A segunda metade da década de 1960 é talvez o período mais intenso da nossa música. A bossa nova se transformou. O tropicalismo se consolidou. O rock genuinamente brasileiro nasceu. Todos se convenceram de que o Chico era um prodígio. O Caetano, um gênio. O Baden, um visionário. Todos entenderam que essa música, além de magnífica, era poderosa. Todos esperavam que ela nos salvasse.
Ninguém chegou tão perto de nos salvar quanto Geraldo Vandré. Logo em seus primeiros sucessos, em parceria com Carlos Lyra, já se anunciava um predestinado. Ele tinha o refinamento dum Jobim e a pureza dum Gonzaga. A ousadia vanguardista e a humildade popular. O brilho do luar e a poeira da terra. A poesia mais certeira. O ideal mais claro. A arte mais radical. Geraldo era o melhor.

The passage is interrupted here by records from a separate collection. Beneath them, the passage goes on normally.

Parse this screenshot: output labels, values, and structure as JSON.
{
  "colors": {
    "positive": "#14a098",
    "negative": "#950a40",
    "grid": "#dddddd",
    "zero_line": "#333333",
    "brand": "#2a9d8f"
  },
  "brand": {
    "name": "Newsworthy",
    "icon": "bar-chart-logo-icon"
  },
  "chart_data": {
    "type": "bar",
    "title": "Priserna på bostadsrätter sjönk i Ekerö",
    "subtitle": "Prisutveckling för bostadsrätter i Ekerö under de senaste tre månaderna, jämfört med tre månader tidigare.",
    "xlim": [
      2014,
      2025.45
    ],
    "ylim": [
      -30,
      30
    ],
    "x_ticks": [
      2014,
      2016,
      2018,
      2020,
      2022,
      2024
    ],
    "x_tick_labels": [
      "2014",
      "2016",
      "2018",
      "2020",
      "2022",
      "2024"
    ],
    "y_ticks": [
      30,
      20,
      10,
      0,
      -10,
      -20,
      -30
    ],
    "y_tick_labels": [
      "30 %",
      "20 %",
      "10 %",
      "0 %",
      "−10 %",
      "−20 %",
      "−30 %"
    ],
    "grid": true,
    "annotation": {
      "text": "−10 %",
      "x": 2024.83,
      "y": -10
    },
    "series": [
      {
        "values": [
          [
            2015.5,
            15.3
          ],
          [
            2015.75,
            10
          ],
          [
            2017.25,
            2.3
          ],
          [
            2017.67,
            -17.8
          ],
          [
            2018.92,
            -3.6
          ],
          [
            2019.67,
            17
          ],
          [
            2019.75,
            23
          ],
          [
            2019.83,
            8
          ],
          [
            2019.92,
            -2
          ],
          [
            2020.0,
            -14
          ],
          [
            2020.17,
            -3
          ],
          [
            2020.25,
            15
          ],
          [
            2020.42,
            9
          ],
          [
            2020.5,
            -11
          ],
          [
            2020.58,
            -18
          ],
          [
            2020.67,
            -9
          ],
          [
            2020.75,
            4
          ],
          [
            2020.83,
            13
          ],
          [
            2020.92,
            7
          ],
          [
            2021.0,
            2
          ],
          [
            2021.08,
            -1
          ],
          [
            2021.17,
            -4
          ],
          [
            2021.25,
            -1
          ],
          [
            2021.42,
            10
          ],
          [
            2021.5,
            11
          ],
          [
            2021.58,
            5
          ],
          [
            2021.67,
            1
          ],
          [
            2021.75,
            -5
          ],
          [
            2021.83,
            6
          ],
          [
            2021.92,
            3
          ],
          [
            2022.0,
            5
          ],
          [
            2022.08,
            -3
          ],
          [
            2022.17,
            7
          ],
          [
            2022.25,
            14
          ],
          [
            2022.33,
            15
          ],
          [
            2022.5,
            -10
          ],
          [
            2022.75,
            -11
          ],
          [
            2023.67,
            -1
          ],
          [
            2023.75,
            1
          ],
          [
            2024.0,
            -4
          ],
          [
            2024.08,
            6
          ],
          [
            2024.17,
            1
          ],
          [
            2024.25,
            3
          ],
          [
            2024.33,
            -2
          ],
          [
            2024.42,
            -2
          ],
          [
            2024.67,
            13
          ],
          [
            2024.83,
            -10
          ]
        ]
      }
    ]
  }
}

Então veio 68. Em novembro, o Festival. No Festival, a canção. A maior de todas. A mais sublime. A mais poderosa. A canção que poderia nos ter salvo. Geraldo lhe pôs um título evasivo: “Pra não dizer que não falei das flores”. E lhe deu versos que entraram pra história. A mesma história que, um mês depois, traria o AI-5.
Há um grande mistério a partir da daí. Geraldo partiu pro exílio. Quando voltou, foi vigiado. De repente calou-se. Há que se respeitar seu silêncio. Há que se adivinhar silenciosamente suas causas. Sua poesia era poderosa demais. “A certeza na frente, a história na mão” – diz um daqueles versos. Geraldo ensinava que a vida tinha uma razão: seguir a certeza, fazer a história. Num sopro da mais clara inspiração, ele compreendeu o que poderia nos salvar.
Mas os soldados, amados ou não, haviam aprendido a lição antiga: “viver sem razão”. A voz de Geraldo caiu no silêncio. A salvação não veio. E o país seguiu sua história, escura e muda, só esperando acontecer.